Thanks for the well documented article. At some point, maths and physics do play a role!
Föhn = 1/2 Alps cheering + 1/2 Alps crying…
trying to get my head around this fascinating article, can you explain this “As it rises, the air expands and cools.” … I thought, as air mass rose, it cooled, and condensed, rather than expanding ? Hot things expand, cold things condense right? But I guess my understanding is about to be undone :)

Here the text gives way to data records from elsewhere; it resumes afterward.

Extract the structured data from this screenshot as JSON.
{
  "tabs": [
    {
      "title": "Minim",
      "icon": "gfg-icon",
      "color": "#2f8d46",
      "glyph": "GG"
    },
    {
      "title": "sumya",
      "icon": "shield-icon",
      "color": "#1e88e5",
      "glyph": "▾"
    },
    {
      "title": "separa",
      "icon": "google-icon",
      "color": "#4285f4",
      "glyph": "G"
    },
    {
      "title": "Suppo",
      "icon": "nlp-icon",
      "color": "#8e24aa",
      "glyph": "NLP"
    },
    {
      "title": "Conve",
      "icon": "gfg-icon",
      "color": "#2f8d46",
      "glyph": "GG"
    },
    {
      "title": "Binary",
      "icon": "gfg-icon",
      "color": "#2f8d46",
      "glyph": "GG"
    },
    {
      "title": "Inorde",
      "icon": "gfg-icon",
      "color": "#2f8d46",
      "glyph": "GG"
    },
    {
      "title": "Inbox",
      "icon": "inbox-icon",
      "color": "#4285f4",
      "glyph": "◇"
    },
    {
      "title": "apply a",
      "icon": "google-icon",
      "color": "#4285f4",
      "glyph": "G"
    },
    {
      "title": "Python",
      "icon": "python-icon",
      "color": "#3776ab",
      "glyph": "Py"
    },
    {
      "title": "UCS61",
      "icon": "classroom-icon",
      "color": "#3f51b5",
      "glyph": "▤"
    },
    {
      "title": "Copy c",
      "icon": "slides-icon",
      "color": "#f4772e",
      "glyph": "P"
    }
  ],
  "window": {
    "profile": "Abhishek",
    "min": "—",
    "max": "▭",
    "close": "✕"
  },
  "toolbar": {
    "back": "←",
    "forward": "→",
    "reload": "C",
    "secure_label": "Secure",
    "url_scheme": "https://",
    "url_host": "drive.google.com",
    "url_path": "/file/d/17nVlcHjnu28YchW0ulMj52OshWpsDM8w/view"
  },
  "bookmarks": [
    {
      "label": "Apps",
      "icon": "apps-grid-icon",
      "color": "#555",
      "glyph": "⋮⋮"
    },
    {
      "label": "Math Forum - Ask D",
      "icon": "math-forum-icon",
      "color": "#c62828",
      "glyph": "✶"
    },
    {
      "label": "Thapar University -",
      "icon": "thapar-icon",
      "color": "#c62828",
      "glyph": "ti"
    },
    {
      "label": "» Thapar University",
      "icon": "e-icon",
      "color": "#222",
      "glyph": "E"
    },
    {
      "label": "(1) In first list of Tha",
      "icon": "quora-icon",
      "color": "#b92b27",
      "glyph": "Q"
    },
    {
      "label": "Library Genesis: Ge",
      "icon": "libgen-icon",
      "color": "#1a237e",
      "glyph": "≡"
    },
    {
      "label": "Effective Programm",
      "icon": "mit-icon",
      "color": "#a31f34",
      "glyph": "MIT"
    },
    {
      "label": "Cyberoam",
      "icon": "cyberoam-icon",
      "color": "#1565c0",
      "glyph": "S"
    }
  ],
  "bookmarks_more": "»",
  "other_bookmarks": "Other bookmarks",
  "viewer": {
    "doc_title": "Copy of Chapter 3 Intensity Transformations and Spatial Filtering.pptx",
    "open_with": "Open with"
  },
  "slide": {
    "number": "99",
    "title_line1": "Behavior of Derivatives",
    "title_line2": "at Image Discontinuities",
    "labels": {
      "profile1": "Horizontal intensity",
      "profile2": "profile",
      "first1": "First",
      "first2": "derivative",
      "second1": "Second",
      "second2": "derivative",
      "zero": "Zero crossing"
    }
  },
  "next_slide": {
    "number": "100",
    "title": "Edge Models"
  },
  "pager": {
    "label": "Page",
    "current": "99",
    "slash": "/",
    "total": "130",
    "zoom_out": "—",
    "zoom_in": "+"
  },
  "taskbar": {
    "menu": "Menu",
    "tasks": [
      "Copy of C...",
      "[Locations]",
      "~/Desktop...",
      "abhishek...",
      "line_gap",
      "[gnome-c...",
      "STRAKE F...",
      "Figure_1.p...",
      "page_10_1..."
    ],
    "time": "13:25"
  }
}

Good question @@rich_a_potter!
It is all about the so-called adiabatic expansion. Since air pressure decreases with altitude, a rising air parcel (in this case due to the orography) is able to expand. With this expanding process the parcel will cool (the internal energy decreases). As long as there is no condensation taking place, this dry-adiabatic lapse rate, the rate of cooling, is 1 degree/100m. When the parcel has cooled down so much it reached saturation, condensation is taking place. The process of condensation releases heat, so with further lifting the parcel cannot cool down with 1 degree/100m anymore, but with 0.6 degrees/100m.